Students will be able to determine a set of known and unknown information in word problems in order to accurately solve in a journal entry.

Big Idea

Multi-step word problems are always tricky at first. Learning to break them down into parts and model the known information are important to the process of becoming proficient solvers.

Mini-Lesson

10 minutes

I place a multiple step word problem on the board:

Ms. Marcus needs to collect $610.00 for the bat house project.  The PTA is willing to donate $300.00 towards the project.  She has 5 people that are interested in donating as well.  How much should Ms. Marcus ask each of them to donate, so that their donations are equal?  Explain your thinking. 
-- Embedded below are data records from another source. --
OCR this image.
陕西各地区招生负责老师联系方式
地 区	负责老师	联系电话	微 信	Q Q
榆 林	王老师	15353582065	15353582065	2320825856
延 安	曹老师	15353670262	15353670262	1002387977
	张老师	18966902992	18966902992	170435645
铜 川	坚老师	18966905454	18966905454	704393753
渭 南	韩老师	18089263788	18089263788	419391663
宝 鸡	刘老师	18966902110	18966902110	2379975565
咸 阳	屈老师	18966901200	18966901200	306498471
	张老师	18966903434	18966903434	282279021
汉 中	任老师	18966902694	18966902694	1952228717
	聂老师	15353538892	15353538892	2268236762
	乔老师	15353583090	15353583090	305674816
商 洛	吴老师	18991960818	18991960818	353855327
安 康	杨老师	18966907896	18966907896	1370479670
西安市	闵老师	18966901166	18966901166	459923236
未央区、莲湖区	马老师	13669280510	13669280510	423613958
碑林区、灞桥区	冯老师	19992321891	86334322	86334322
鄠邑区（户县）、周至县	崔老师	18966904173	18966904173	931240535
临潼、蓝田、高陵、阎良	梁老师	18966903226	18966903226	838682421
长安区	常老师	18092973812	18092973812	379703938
As a class, we make a T-Chart of what we already know, what we can find easily, and what we need to work more deeply on.  Our chart looks like the one in the resource section.

Using this organizer, I ask students to work with their partner on whiteboards at the community center to solve.
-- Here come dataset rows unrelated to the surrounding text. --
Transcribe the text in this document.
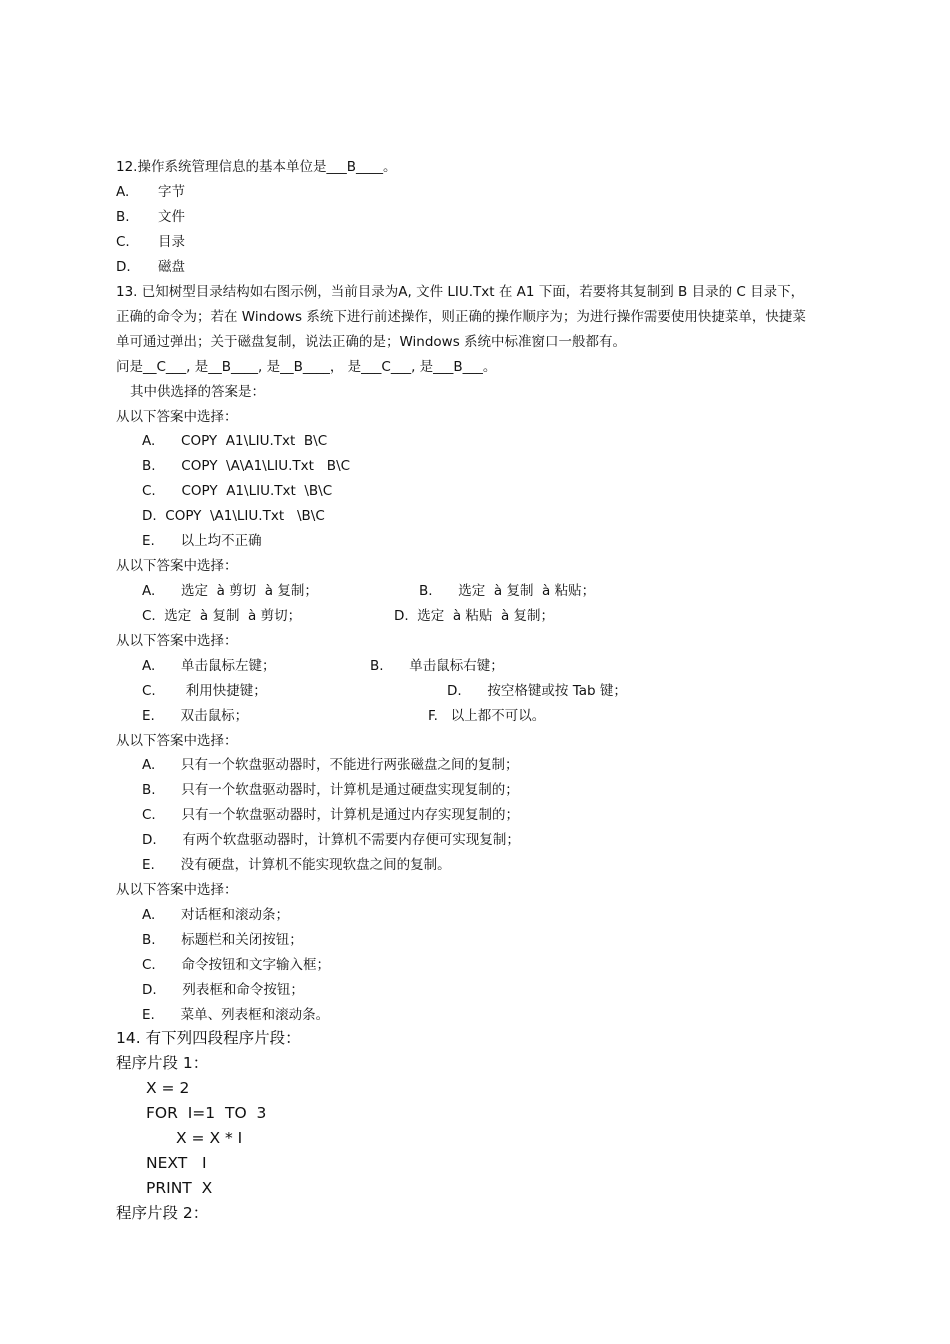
12.操作系统管理信息的基本单位是___B____。
A. 字节
B. 文件
C. 目录
D. 磁盘
13. 已知树型目录结构如右图示例，当前目录为A, 文件 LIU.Txt 在 A1 下面，若要将其复制到 B 目录的 C 目录下，
正确的命令为；若在 Windows 系统下进行前述操作，则正确的操作顺序为；为进行操作需要使用快捷菜单，快捷菜
单可通过弹出；关于磁盘复制，说法正确的是；Windows 系统中标准窗口一般都有。
问是__C___, 是__B____, 是__B____， 是___C___, 是___B___。
其中供选择的答案是：
从以下答案中选择：
A.      COPY  A1\LIU.Txt  B\C
B.      COPY  \A\A1\LIU.Txt   B\C
C.      COPY  A1\LIU.Txt  \B\C
D.  COPY  \A1\LIU.Txt   \B\C
E.      以上均不正确
从以下答案中选择：
A.      选定  à 剪切  à 复制；	B.      选定  à 复制  à 粘贴；
C.  选定  à 复制  à 剪切；	D.  选定  à 粘贴  à 复制；
从以下答案中选择：
A.      单击鼠标左键；	B.      单击鼠标右键；
C.       利用快捷键；	D.      按空格键或按 Tab 键；
E.      双击鼠标；	F.   以上都不可以。
从以下答案中选择：
A.      只有一个软盘驱动器时，不能进行两张磁盘之间的复制；
B.      只有一个软盘驱动器时，计算机是通过硬盘实现复制的；
C.      只有一个软盘驱动器时，计算机是通过内存实现复制的；
D.      有两个软盘驱动器时，计算机不需要内存便可实现复制；
E.      没有硬盘，计算机不能实现软盘之间的复制。
从以下答案中选择：
A.      对话框和滚动条；
B.      标题栏和关闭按钮；
C.      命令按钮和文字输入框；
D.      列表框和命令按钮；
E.      菜单、列表框和滚动条。
14. 有下列四段程序片段：
程序片段 1：
X = 2
FOR  I=1  TO  3
X = X * I
NEXT   I
PRINT  X
程序片段 2：
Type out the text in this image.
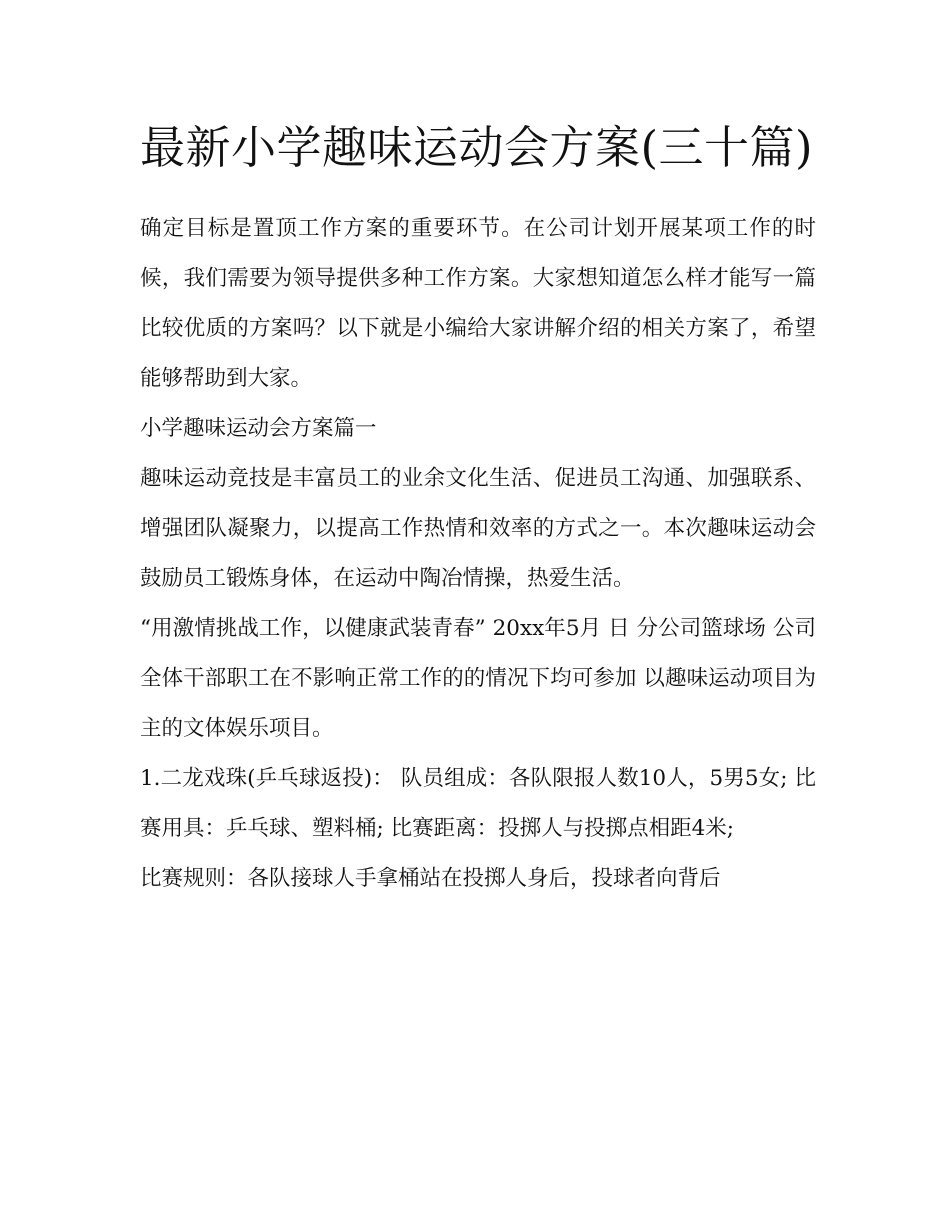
最新小学趣味运动会方案(三十篇)

确定目标是置顶工作方案的重要环节。在公司计划开展某项工作的时候，我们需要为领导提供多种工作方案。大家想知道怎么样才能写一篇比较优质的方案吗？以下就是小编给大家讲解介绍的相关方案了，希望能够帮助到大家。

小学趣味运动会方案篇一

趣味运动竞技是丰富员工的业余文化生活、促进员工沟通、加强联系、增强团队凝聚力，以提高工作热情和效率的方式之一。本次趣味运动会鼓励员工锻炼身体，在运动中陶冶情操，热爱生活。

“用激情挑战工作，以健康武装青春” 20xx年5月 日 分公司篮球场 公司全体干部职工在不影响正常工作的的情况下均可参加 以趣味运动项目为主的文体娱乐项目。

1.二龙戏珠(乒乓球返投)： 队员组成：各队限报人数10人，5男5女; 比赛用具：乒乓球、塑料桶; 比赛距离：投掷人与投掷点相距4米;

比赛规则：各队接球人手拿桶站在投掷人身后，投球者向背后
We then share out strategies and ways of showing work.  Then the students are asked to pick from a "deck" of word problems, found on the K-5 Math Teaching Resources website, glue them into their journals, and begin solving.

Active Engagement

30 minutes

As this student is working, I ask her to defend her drawings and her math.  While doing so, we locate an error and she now is able to quickly identify what went wrong and how to solve it. 

The student in this video did a wonderful job working through the math and finding the correct answer. My work with her focuses on precisely communicating what she is thinking and what she is doing to solve her problems.

While working with the child, I am able to discuss with him how he uses key words to define his strategy. 

Sharing and Closing

10 minutes

During our closing, students trade journals and discuss each other's journal entries (MP3).  I do this often, as it is one other way to have the students communicate with each other, mentor one another, and revise thinking. 

During our share, the student from the second video above came to me asking if she could please share her revisions with the whole class because she "worked really had to make it make sense" and wants feedback from the class. 

At that point, I know I have a community of learners and a student that is making great strides towards precision.